Activation of Type-Identified Motor Units during Centrally Evoked
Contractions in the Cat Medial Gastrocnemius Muscle. I. Motor-Unit
Recruitment.
Tansey, K. E. and B. R. Botterman.
Institution: Department of Cell Biology and Neuroscience, University of
Texas Southwestern Medical Center, Dallas, Texas 75235.
APStracts 2:0240N, 1995.
SUMMARY AND CONCLUSIONS
1. The recruitment order of 64 pairs of motor units, comprising 121 type-
identified units, was studied during centrally-evoked muscle contractions of
the cat medial gastrocnemius (MG) muscle in an unanesthetized, high
decerebrate preparation. Motor units were functionally isolated within the MG
nerve by intra-axonal (or intra-myelin) penetration with conventional glass
microelectrodes. 2. Graded stimulation of the mesencephalic locomotor region
(MLR) was used to evoke smoothly graded contractions, which under favorable
conditions was estimated to reach 40% of maximum tetanic tension of the MG
muscle. With this method of activation, 100% of slow twitch (type S) units,
95% of fast twitch, fatigue resistant (type FR) units, 86% of fast twitch,
fatigue intermediate (type FI) units and 49% of fast twitch, fatigable (type
FF) units studied were recruited. 3. Motoneuron size as estimated by axonal
conduction velocity (CV) was correlated with muscle-unit size as estimated by
maximum tetanic tension (Po). Although the correlation between these
properties was significant among type S and FR units, no significant
correlation was found for these properties among type FI and FF units. 4.
Motor-unit recruitment was ordered by physiological type (S>F, 100% of pairs;
S>FR>FI>FF, 93% of pairs). Although none of the motor-unit properties studied
predicted recruitment order perfectly, motor-unit recruitment was found to
proceed by increasing Po (89% of pairs), decreasing contraction time (79% of
pairs), decreasing fatigue index (80% of pairs), and increasing CV (76% of
pairs). These percentages were significantly different from random (i.e. 50%).

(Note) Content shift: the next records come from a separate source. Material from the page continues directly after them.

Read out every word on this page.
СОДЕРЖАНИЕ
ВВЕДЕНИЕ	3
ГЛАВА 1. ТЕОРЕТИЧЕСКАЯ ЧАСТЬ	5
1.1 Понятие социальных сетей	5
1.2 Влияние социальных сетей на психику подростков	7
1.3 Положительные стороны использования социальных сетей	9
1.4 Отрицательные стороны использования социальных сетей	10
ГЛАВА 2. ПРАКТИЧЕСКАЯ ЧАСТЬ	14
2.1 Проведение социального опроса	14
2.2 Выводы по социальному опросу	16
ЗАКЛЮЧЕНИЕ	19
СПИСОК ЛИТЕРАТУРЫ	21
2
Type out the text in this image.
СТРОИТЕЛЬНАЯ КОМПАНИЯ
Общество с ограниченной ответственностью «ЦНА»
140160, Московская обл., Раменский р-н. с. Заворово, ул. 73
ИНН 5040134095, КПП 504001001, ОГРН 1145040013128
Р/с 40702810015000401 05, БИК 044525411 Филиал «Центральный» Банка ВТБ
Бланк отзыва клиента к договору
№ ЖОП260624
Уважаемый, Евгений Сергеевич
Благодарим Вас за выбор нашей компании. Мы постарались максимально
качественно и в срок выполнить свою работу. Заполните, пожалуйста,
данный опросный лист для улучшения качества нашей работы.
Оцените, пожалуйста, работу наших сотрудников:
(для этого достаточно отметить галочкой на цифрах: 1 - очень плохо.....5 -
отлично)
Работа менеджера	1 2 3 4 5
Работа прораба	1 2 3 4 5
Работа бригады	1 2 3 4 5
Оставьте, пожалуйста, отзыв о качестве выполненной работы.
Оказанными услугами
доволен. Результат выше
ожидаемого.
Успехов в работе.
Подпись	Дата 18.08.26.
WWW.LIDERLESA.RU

Statistically, all 4 motor-unit properties were equivalent in predicting
recruitment order. These results are similar to those reported by other
investigators for motor-unit recruitment order evoked from other supraspinal
centers, as well as from peripheral sites. 5. When, however, motor-unit
recruitment within pairs of motor units containing two fast-twitch (type F)
units was examined, Po was a significantly better predictor of recruitment
order than CV (85% vs. 52% of pairs). One explanation for this observation is
that the correlation between Po and CV is high among type S, type FR units and
possibly among the lower-tension type FF units, but not among the remaining
higher-tension type FF units. 6. The reproducibility of recruitment order in
multiple contractions was investigated in 16 motor-unit pairs. Recruitment
order was found to be variable in only 3 motor-unit pairs, all of which
contained units of similar physiological type and recruitment threshold.7.

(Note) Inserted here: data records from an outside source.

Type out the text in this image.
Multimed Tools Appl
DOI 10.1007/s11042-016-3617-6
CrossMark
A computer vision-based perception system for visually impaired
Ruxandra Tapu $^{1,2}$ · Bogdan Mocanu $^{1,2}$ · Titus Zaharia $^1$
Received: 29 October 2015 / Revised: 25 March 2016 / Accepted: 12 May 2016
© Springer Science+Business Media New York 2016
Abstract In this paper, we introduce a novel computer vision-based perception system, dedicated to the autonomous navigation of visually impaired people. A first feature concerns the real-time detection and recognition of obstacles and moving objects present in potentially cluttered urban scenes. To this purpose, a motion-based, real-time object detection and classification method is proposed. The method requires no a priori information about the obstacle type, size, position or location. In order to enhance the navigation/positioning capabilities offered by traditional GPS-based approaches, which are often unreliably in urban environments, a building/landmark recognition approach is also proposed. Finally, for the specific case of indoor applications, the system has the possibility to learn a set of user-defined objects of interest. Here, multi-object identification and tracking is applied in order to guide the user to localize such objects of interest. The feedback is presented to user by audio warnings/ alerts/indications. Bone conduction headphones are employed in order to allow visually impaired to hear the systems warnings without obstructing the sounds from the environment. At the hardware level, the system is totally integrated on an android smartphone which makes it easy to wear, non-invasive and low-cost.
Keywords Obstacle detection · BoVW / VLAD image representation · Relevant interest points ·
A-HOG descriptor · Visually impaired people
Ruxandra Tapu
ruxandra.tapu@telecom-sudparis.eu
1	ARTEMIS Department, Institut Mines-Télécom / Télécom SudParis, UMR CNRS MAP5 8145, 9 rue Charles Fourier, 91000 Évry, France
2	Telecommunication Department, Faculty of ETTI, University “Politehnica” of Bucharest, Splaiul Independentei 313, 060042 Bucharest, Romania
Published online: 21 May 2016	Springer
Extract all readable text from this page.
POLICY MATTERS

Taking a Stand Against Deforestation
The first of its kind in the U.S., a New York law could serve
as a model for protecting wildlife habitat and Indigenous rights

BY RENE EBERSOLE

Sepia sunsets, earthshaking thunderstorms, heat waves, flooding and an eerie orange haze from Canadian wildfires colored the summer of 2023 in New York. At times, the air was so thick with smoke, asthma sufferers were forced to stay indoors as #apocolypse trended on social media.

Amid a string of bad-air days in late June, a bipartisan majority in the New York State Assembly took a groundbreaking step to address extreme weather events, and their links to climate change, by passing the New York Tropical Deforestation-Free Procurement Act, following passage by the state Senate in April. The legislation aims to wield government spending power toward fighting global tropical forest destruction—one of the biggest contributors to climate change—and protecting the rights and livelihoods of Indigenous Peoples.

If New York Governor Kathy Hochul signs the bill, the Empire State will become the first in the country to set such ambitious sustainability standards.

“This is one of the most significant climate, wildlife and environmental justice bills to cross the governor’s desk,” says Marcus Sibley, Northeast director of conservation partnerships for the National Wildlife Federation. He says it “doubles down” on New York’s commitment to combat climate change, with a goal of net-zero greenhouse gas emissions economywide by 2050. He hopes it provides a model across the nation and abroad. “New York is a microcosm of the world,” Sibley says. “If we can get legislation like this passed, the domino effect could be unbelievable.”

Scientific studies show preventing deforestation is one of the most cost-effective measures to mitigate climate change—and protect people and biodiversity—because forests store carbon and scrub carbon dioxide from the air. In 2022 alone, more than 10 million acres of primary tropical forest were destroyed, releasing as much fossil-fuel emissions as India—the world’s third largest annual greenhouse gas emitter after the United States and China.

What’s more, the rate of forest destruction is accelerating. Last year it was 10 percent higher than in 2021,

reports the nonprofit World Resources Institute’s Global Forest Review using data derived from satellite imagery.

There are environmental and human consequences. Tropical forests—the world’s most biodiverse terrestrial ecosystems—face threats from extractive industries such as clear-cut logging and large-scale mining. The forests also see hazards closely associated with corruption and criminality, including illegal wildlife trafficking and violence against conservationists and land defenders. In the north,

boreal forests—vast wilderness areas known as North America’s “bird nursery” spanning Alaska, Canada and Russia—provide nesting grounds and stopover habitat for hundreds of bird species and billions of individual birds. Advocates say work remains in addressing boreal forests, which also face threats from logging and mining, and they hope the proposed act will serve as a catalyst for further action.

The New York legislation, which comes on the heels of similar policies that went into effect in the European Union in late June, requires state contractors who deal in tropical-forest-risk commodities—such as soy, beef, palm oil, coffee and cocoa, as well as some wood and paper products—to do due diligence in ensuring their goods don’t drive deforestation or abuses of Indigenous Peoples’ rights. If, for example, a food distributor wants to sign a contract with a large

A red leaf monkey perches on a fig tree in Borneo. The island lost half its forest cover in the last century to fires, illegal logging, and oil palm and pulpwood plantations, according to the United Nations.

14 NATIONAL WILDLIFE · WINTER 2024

Analysis of recruitment order by pair-wise testing confirms the general
conclusion reached in human studies that the muscle force level at recruitment
for a motor unit is highly correlated with its strength. As an additional
confirmation, the whole-muscle force level at recruitment for 41 units was
measured in a series of contractions in which the rate of rise of muscle
tension was limited to rates below 1000 g/s. For these contractions, a
significant correlation was found between muscle tension at recruitment and
motor unit Po.
Received 13 September 1994; accepted in final form 9 August 1995.
APS Manuscript Number J576-4.
Article publication pending J. Neurophysiol.
ISSN 1080-4757 Copyright 1995 The American Physiological Society.
Published in APStracts on 24 August 1995.